Clinical Communication Skills (I)
You’ll cover a variety of topics including verbal communication, social Interaction, non-verbal communication, how to write a reflective portfolio, interviewing skills, communicating with children, explanation skills and communicating with people whose first language is not English. These skills are a necessary pre-requisite for practising clinical medicine.
Early Clinical and Professional Development
This module aims to introduce you to the knowledge, skills and attitudes that you will require to practice clinical medicine. These are a necessary pre-requisite for practising clinical medicine; the OSCE exam and the module overall must be passed to continue your studies
Human Development: Structure and Function
You will develop a working knowledge of human development and clinical anatomy of the thorax, neck, upper limb and lower limb. In addition, you’ll consider the basic mechanism of disease development for some common conditions.

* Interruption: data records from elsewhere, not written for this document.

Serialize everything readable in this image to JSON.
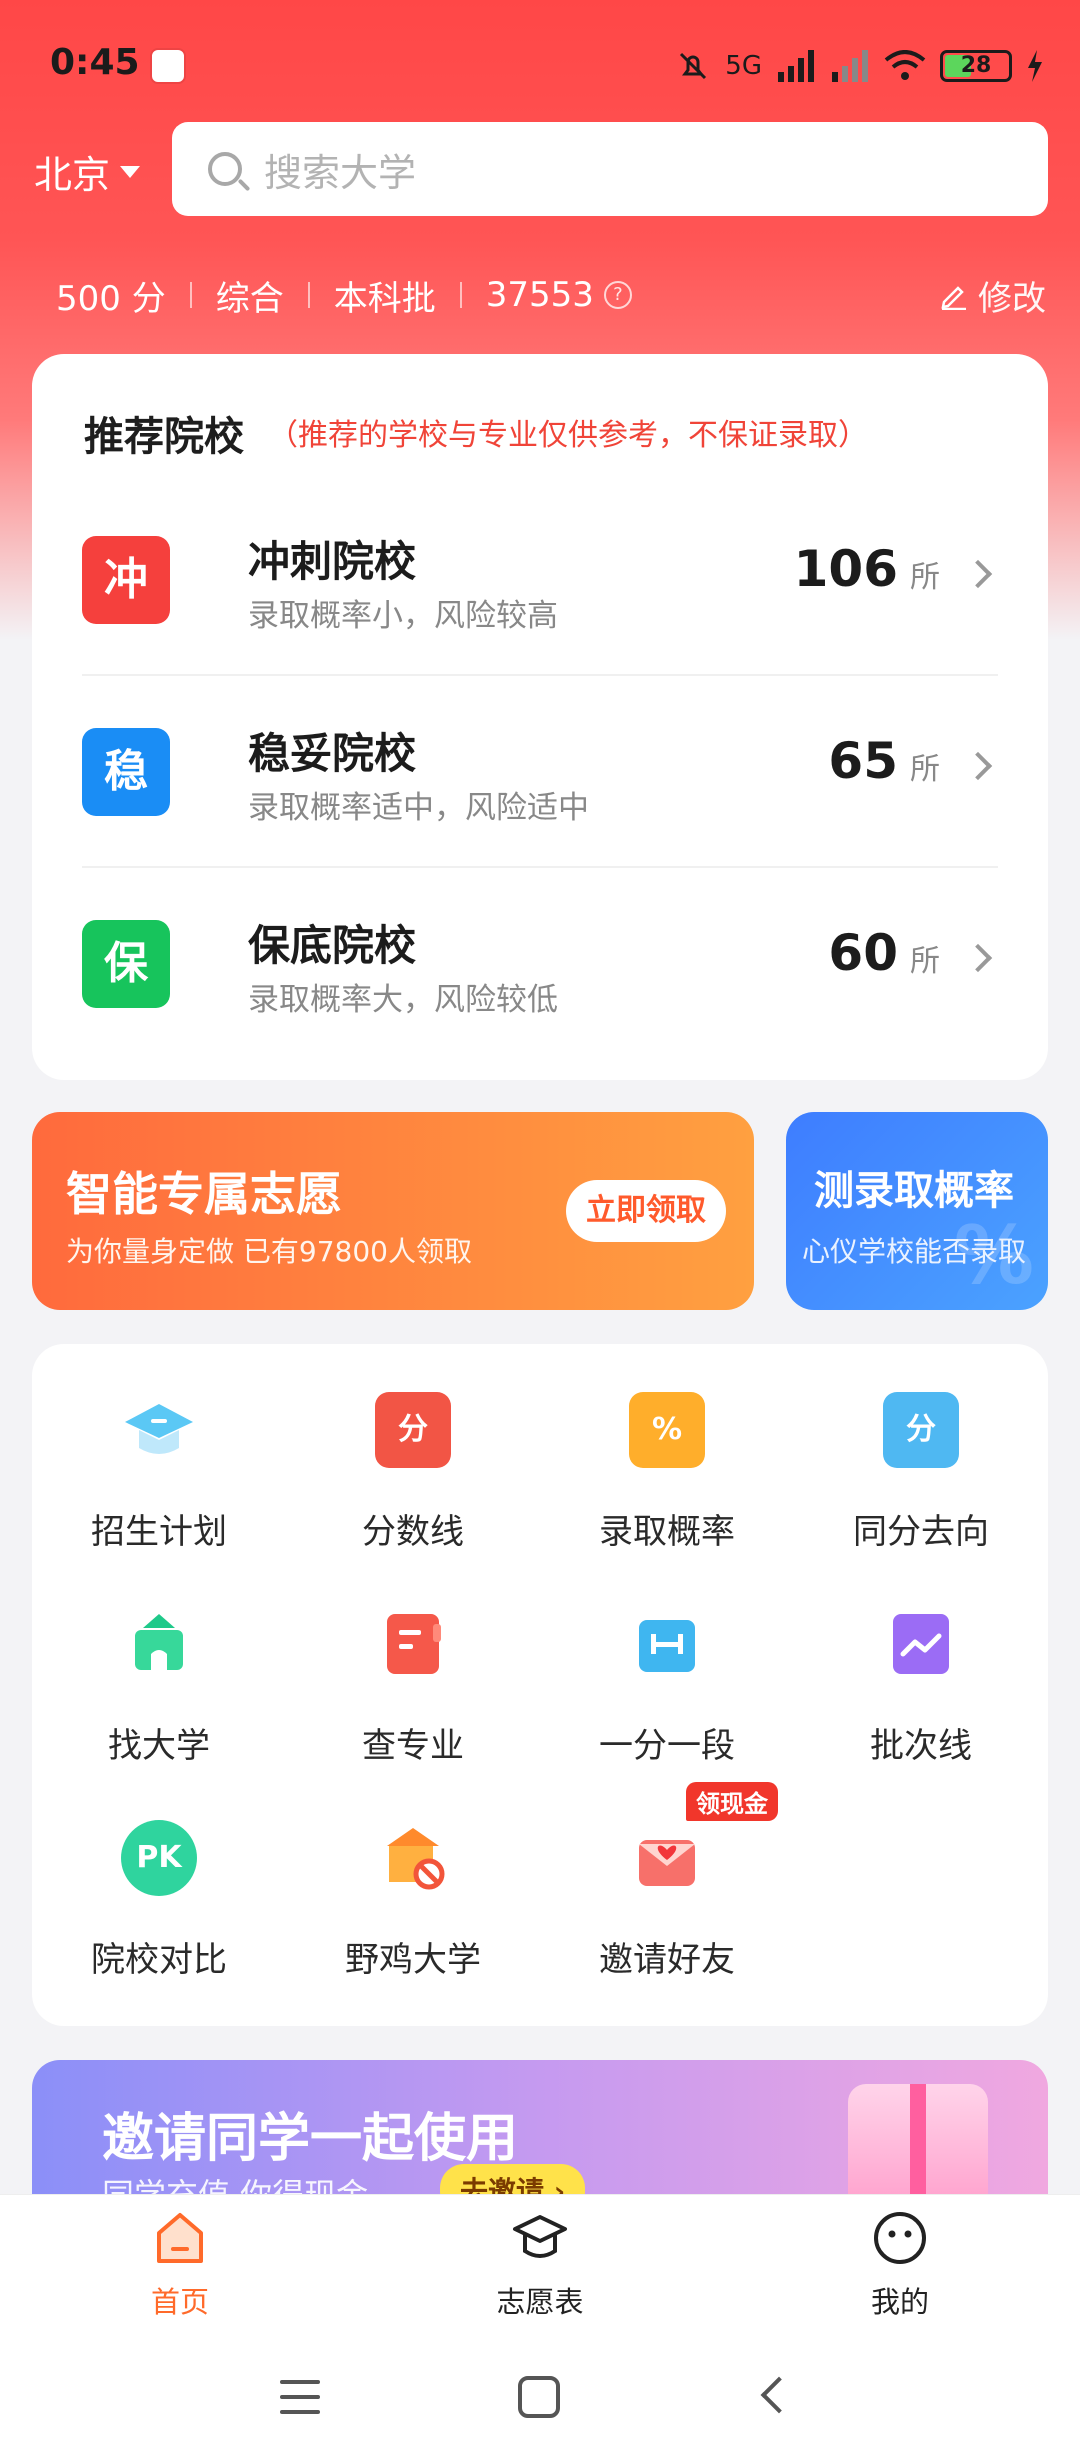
{
  "status_bar": {
    "time": "0:45",
    "network": "5G",
    "battery": "28"
  },
  "header": {
    "city": "北京",
    "search_placeholder": "搜索大学"
  },
  "score_row": {
    "score": "500 分",
    "subject": "综合",
    "batch": "本科批",
    "rank": "37553",
    "edit_label": "修改"
  },
  "recommend": {
    "title": "推荐院校",
    "note": "（推荐的学校与专业仅供参考，不保证录取）",
    "rows": [
      {
        "badge": "冲",
        "name": "冲刺院校",
        "desc": "录取概率小，风险较高",
        "count": "106",
        "unit": "所"
      },
      {
        "badge": "稳",
        "name": "稳妥院校",
        "desc": "录取概率适中，风险适中",
        "count": "65",
        "unit": "所"
      },
      {
        "badge": "保",
        "name": "保底院校",
        "desc": "录取概率大，风险较低",
        "count": "60",
        "unit": "所"
      }
    ]
  },
  "promo": {
    "left_title": "智能专属志愿",
    "left_sub": "为你量身定做  已有97800人领取",
    "left_button": "立即领取",
    "right_title": "测录取概率",
    "right_sub": "心仪学校能否录取"
  },
  "tools": [
    {
      "label": "招生计划",
      "icon": "graduation-cap-icon"
    },
    {
      "label": "分数线",
      "icon": "score-card-icon",
      "glyph": "分"
    },
    {
      "label": "录取概率",
      "icon": "percent-basket-icon",
      "glyph": "%"
    },
    {
      "label": "同分去向",
      "icon": "score-bag-icon",
      "glyph": "分"
    },
    {
      "label": "找大学",
      "icon": "school-building-icon"
    },
    {
      "label": "查专业",
      "icon": "major-book-icon"
    },
    {
      "label": "一分一段",
      "icon": "ruler-bag-icon"
    },
    {
      "label": "批次线",
      "icon": "trend-chart-icon"
    },
    {
      "label": "院校对比",
      "icon": "pk-heart-icon",
      "glyph": "PK"
    },
    {
      "label": "野鸡大学",
      "icon": "fake-school-icon"
    },
    {
      "label": "邀请好友",
      "icon": "invite-envelope-icon",
      "tag": "领现金"
    }
  ],
  "invite_banner": {
    "title": "邀请同学一起使用",
    "subtitle": "同学充值 你得现金",
    "button": "去邀请 ›"
  },
  "bottom_nav": [
    {
      "label": "首页",
      "icon": "home-icon",
      "active": true
    },
    {
      "label": "志愿表",
      "icon": "graduation-cap-icon",
      "active": false
    },
    {
      "label": "我的",
      "icon": "smiley-icon",
      "active": false
    }
  ],
  "colors": {
    "brand_red": "#ff4747",
    "accent_orange": "#ff6a2a",
    "blue": "#1a8df5",
    "green": "#17c45c"
  }
}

The anatomy classes make use of dissection as a method for students to explore the structural, functional and clinical anatomy of the human body. Studies of surface anatomy and radiographic images will also be used to introduce you to some of the methods of clinical examination.
Human Development and Tissue Differentiation
This module will develop your working knowledge of cell biology, early human development and the differentiation of cells into the tissues of the body. Also the basic skills of light microscopy will be taught and some fundamental histological knowledge of tissues will be acquired to enable you to differentiate between the morphology of different normal tissues. In addition to looking at normal structure and function, there is an opportunity to consider the basic mechanism of disease development at the cellular and tissue level for some common conditions. This is a lecture based course, with supporting microscopy practicals.
Molecular Basis of Medicine
This module considers the chemical basis of protein structure and factors that influence it. You’ll consider how enzymes function as biological catalysts, basic metabolism, with a focus on the role of ATP and the pathways related to its transduction. Other considerations made in relation to proteins structure including the metabolism of polysaccharides, lipids and amino acids, basic principles of control and integration of metabolism, structure and function of DNA, DNA replication structure, transcription mechanism and function of RNA as well as other factors that influence its structure.
Public Health and Epidemiology
This module introduces the basic concepts of public health, epidemiology and statistical analysis. It looks at how these determinants affect the distribution of ill-health in the population, both from a UK and international perspective, and the range of interventions that may be used to tackle these issues. Key concepts in epidemiology, study design and basic statistical analysis are introduced.
Structure, Function and Pharmacology of Excitable Tissues
This module provides an introduction to the basic structure and function of the peripheral and autonomic nervous systems and the muscular and other organ systems they innervate. It includes cell-membrane physiology of excitable tissues (nerve and muscle), the organization of the nervous system and its target tissues and an introduction to action of drugs on excitable tissues, with emphasis on the automatic nervous system. This module includes both tutor-led and student-centred learning. There are practical classes, including an introduction to data collection, analysis and presentation, and report writing.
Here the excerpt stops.